Повести | страница 12



Бабушка, наверное, понимала, потому что тут же выпустила Мишку из рук, и он помчался по улице — без шапки и с незастегнутым полушубком...

«Вот здесь... Здесь... Это было здесь... — остановился Мишка возле плетня, из-за которого вчера раздался злой шепот. — Это было здесь... Здесь... Здесь...» — как в беспамятстве приговаривал Мишка, пробираясь между сугробами к дому.

— Тебе чего надо? — услышал Мишка хмурое, неприветливое.

Поднял глаза, увидел стоящую на приступках женщину, по самые брови повязанную черным платком.

— Ну, чего молчишь? Говори, зачем пришел? Чего надо? Говори!

Мишка знал, что пришел он сюда по делу, по очень важному и большому делу. Только как сказать о нем, как начать этот страшный разговор?

Но женщина, наверное, сама поняла, зачем пришел к ней этот бледный, трясущийся мальчуган, на глазах которого стыли и не могли застыть слезы. Потому что сначала дрогнул платок на ее лице, а потом — губы, посеревшие, крепко сжатые, но все равно добрые, как у мамы.

— Горе ты мое! — всхлипнула женщина и притянула к себе Мишку. — Так старые тебе ничего и не сказали? Ты ничего знать не знаешь, ведать не ведаешь, сиротинка горемычная? Да разве такое скроешь? Не сегодня-завтра все равно узнаешь! Что в селе, что у нас, на выселках, только и говорят об этом... Трудно мне, жалко тебя, парнишка, а говорить придется... Не мне, так кому-то другому... Шила в мешке не утаишь... Послушай меня, сынок, а потом поплачь громко! Поголоси, как на кладбище... Легче станет... Отца твоего партизаны повесили... Фашистам он стал служить... Полицаем заделался... Партизаны и повесили его возле околицы... Там он висит уже два-три дня, две-три ночи... Фашисты не снимают его... Вроде какое-то следствие ведут...

«Так вот почему бабушка вчера зажгла лампадку перед иконой...» — устало подумал Мишка.

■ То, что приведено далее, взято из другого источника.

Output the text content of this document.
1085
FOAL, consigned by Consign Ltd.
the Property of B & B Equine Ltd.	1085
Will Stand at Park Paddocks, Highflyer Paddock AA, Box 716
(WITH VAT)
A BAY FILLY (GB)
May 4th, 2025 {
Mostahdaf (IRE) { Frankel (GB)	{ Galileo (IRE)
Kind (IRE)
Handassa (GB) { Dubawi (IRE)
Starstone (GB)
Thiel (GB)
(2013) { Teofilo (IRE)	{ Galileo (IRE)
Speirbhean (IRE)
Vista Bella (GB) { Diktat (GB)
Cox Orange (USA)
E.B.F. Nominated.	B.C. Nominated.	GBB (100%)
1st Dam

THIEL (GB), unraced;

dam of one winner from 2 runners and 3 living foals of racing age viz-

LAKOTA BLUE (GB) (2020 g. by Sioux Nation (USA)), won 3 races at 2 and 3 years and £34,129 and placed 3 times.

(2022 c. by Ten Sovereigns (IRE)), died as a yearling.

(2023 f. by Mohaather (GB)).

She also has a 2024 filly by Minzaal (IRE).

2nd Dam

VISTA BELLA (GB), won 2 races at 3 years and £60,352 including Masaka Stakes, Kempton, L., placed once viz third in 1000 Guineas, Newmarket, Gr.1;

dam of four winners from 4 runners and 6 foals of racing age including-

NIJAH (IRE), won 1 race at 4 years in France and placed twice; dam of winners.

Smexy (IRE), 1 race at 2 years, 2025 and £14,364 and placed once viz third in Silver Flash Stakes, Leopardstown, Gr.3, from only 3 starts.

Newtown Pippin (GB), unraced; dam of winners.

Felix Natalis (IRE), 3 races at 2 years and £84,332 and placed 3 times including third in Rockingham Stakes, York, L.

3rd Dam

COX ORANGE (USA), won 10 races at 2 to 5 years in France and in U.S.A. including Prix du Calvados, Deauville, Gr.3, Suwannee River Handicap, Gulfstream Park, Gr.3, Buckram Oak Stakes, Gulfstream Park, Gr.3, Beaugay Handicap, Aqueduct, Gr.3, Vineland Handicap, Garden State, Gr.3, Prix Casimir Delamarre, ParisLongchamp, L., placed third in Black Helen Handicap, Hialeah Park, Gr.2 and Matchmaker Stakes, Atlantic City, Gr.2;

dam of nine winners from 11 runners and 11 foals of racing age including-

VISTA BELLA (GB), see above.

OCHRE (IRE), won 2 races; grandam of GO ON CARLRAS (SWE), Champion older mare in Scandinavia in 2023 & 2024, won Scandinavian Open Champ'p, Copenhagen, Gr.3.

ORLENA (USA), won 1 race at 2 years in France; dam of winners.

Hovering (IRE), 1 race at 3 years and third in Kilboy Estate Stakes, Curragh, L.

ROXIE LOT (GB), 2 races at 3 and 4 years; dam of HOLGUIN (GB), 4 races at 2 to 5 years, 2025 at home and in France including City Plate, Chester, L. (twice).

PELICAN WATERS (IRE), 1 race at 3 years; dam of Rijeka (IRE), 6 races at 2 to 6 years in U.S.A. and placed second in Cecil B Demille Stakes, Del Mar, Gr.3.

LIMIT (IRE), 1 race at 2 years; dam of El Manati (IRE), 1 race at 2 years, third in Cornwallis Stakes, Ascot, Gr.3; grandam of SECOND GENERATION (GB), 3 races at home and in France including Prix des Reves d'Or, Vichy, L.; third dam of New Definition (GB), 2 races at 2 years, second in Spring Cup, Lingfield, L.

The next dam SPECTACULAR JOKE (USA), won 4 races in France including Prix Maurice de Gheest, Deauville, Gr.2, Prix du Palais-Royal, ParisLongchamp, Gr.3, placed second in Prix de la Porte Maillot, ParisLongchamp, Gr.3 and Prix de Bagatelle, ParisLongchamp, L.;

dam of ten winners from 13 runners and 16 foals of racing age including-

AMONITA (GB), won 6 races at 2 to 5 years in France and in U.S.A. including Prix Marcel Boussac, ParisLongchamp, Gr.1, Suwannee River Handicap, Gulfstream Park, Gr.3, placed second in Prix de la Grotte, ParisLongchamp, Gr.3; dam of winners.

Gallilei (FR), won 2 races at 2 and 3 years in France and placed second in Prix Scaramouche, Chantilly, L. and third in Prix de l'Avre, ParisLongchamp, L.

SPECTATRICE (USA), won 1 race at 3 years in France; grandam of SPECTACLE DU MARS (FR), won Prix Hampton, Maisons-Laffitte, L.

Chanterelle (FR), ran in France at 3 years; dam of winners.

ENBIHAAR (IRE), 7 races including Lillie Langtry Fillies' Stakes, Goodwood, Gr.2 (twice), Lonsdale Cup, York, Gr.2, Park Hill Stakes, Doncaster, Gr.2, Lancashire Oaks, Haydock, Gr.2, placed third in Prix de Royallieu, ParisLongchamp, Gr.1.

...Когда он вошел в лес, было так же темно. Или это Мишка так долго идет уже? От Ягодных выселок до Мишкиного села — далеко... Тогда, летом, Мишка на Порохе и то почти целый день добирался... А сейчас зима, снежные завалы на дороге, и, главное, Пороха нет... Сколько же часов он идет уже по лесу? Был бы день, глядишь, по солнышку узнал бы, дедушка научил его этой премудрости... Да ладно, сколько бы не было, лишь бы дойти до села... Из сил бы не выбиться и с волками не встретиться... Дедушка говорил, что в большие стаи волки сбились, шалят по деревням даже... Только какие же это шалости, если они то овцу прямо в катухе зарежут или корову возле дома? Ох, как устал он! Присесть бы, хоть на минуточку... Но присесть нельзя... Присядет — потом уже не встанет, сил не будет... Тогда не дойдет до родного села... А разве можно не дойти?.. Трудно очень идти, снег в валенки забивается... Спать хочется... Сядь, прислонись спиной к сосне — мигом заснешь! Но садиться нельзя, это Мишка хорошо знает... Так люди и замерзают... Сядешь, сразу тепло станет, как на печке, и все... Разомлеешь и больше не встанешь уже... А Мишке необходимо узнать все как есть. Поэтому он ночью, таясь, убежал с выселок... Даже дедушка, который сам говорит, что у него — куриный сон, и тот не услышал, когда Мишка выскользнул из избы... Сзади, вроде, лошадь заржала?.. С трудом переводя дыхание, Мишка остановился. Показалось... Откуда тут лошади возьмутся? Волки одни и шастают по лесу в такую пору... Нападут — отсижусь до утра на дереве, без тени страха, равнодушно, про себя рассуждал мальчик, словно речь шла не о нем самом, а о ком-то далеком и мало ему известном.